25 April 2011

The Land of Oil, Wine, and Delayed Trains

View from a monastery in Monterosso -
Italians love the Lord almost as much as
they love smoking cigarettes while riding
Vespas.
I've just returned from two full weeks in Italy and, although I enjoyed myself thorougly, I think that I'll be taking a long break from pizza, gelato, and Catholicism.

Unfortunately, I cannot say that I really recommend visiting urban Italy.  I thought that Rome and Florence, though full of sites, lacked the charm and culinary delights that they are known for internationally (Pisa, which thankfully I visited for just one afternoon, has roughly zero redeeming qualities).  Rome, where I spent the most time, is certainly the place for grandiose fountains, archaeological treasures, and very wide steps.  However, outside of the city's many UNESCO sites and other tourist hellholes, it looks and feels a lot like New Jersey, but with fewer Italians.  I actually prefered Genoa, a city I visited right before Christmas, perhaps because it is relatively removed from the tourism radar, perhaps because I was staying with a real-live Italian at the time.  
The rocks were no match for me in Riomaggiore
I'd say that the best thing about my trip to Rome actually had nothing to do with Italy at all.  The highlight of the trip was really practicing German and celebrating my birthday with my students and teachers from Austria.

After a jam-packed week in Rome, I destressed for four days in the Cinque Terre, an increasingly-popular-but-not-quite-yet-dominated-by-tourists slice of the Ligurian Coast with my friends Katie, Taylor, and Jenni, as well as a New Zealander named Simon.
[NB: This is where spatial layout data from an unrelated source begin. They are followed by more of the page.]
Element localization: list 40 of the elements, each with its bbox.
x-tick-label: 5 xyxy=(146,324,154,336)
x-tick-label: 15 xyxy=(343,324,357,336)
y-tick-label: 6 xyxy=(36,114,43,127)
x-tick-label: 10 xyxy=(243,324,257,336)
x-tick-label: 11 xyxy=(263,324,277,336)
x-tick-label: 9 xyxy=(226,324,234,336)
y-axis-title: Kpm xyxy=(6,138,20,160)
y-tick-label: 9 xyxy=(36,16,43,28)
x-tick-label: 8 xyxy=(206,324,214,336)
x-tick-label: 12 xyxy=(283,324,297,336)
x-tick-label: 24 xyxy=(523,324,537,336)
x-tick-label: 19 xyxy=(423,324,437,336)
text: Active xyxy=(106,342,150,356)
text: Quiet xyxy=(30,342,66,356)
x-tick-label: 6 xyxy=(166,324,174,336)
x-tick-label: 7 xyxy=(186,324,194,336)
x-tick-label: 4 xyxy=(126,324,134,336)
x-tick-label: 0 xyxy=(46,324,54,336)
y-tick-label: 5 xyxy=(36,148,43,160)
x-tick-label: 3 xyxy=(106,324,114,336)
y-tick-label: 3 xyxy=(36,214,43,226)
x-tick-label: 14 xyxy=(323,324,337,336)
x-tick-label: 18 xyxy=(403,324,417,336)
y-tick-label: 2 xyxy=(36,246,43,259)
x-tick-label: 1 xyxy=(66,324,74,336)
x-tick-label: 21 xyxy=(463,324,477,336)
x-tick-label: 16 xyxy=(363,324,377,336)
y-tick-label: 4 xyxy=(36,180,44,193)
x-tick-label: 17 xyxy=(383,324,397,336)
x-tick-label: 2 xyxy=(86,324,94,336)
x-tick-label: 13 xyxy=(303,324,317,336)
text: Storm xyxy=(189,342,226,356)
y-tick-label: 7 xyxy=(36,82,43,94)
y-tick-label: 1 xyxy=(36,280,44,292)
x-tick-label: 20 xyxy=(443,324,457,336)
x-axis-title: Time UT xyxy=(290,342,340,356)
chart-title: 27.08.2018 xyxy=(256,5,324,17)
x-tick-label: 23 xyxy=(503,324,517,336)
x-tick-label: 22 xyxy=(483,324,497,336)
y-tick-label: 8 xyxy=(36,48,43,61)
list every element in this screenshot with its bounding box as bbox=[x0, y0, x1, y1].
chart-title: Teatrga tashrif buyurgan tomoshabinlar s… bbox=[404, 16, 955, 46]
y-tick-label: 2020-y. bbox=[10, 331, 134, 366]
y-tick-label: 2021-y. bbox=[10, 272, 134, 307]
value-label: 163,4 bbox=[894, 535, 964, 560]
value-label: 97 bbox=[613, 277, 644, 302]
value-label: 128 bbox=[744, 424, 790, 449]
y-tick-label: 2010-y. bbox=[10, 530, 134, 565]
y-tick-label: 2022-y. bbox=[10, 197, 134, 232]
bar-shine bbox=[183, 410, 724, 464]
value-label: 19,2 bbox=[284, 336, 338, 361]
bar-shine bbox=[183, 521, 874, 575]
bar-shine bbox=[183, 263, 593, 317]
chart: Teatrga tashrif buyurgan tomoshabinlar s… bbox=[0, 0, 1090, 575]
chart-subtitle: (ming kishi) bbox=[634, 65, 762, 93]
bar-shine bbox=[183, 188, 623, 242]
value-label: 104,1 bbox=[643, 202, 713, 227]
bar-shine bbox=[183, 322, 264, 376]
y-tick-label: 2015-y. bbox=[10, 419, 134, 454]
We hiked between the five small villages that compose the Cinque Terre, relaxed on the beach, rented bicycles, sampled every different combination of gelato flavors, and religiously followed the Rick Steves guided tour of each town (whose passionately-written guide is often held responsible for the increasing prominence of tourism here).  We stayed at an atypically clean and uncharming hostel in Corniglia, the smallest of the five towns.  The village was a good place to stay because of its strategic location and the 382 steps between the town center and the train station, which helped us in the daily struggle to burn off the oily and over-priced focaccia bread that sustained us.  Leaving our village behind was a real tragedy, although it's good to be back in Austria for the tail end of my travels.
Taylor and I searching for the train station



A anecdote and fun fact about the Italian work ethic: One time I needed to wait 19 minutes (I clocked it) to buy two stamps at an Italian post office even though I was the only customer in line and there were approximately five employees behind the counter.  It's really no surprise that Italy has the world's sixth largest gov't budget for the world's twenty-third largest population.